Summary of story from The New York Times, 10.2.11.

The Afghan government is drafting plans to clamp down on women’s shelters because they fear shelters compete between modern values and traditional ways.

Government officials believe their very existence, at best, encourages girls to run away from home and, at worst, are fronts for brothels.

The changes in the law would require a teenager like Sabra, who was ostracised for refusing to marry a 52-year-old widower with five children, to justify her flight to an eight-member government panel.

They would determine whether she needed to be in a shelter or should be sent to jail or back home, where she would be at risk of a beating or even death. She would also have to undergo a physical exam that could include a virginity test.

Manizha Naderi, the director of Women for Afghan Women, which runs three shelters and five family counseling centers around the country, said:  “I’m not sure why they are doing it — maybe because the government is becoming more conservative and to appease the Taliban they are doing things like this.”

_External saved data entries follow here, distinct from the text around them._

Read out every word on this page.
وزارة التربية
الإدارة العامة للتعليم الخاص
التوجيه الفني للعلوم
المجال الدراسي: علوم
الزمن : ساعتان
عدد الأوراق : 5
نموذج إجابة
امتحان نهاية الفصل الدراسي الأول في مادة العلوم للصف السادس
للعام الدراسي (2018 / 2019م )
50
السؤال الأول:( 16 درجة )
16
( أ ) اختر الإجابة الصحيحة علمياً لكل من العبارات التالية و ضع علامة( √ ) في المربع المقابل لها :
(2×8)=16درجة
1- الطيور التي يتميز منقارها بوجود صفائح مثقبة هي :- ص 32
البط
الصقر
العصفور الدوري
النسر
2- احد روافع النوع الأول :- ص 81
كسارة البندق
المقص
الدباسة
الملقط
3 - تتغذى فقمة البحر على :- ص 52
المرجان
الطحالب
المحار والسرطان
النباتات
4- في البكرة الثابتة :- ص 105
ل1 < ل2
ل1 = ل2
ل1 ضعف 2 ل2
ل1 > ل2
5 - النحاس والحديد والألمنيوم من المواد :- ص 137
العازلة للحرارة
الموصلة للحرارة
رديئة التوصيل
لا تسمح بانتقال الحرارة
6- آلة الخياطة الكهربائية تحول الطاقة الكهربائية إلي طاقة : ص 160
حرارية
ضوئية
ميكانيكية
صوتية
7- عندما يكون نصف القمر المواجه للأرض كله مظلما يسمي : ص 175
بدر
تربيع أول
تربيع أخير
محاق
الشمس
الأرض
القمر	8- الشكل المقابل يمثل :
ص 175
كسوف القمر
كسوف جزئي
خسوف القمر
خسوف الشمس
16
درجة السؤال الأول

“Domestic violence is cultural and it takes time to change and it will change, but women need a safe place when they are a victim of violence,” she added.

Some conservative members of parliament would like to have the shelters closed altogether.

Hajji Neyaz Mohammed, a lawmaker from Ghazni Province, bluntly condemned shelters as “the official places for increasing perversion in our country.”

“These shelters create problems in families and homes, and they motivate girls to flee from their houses,” he said.

There are about 14 women’s shelters in Afgansitan, funded by a mix of international organisations, private donors and Western governments.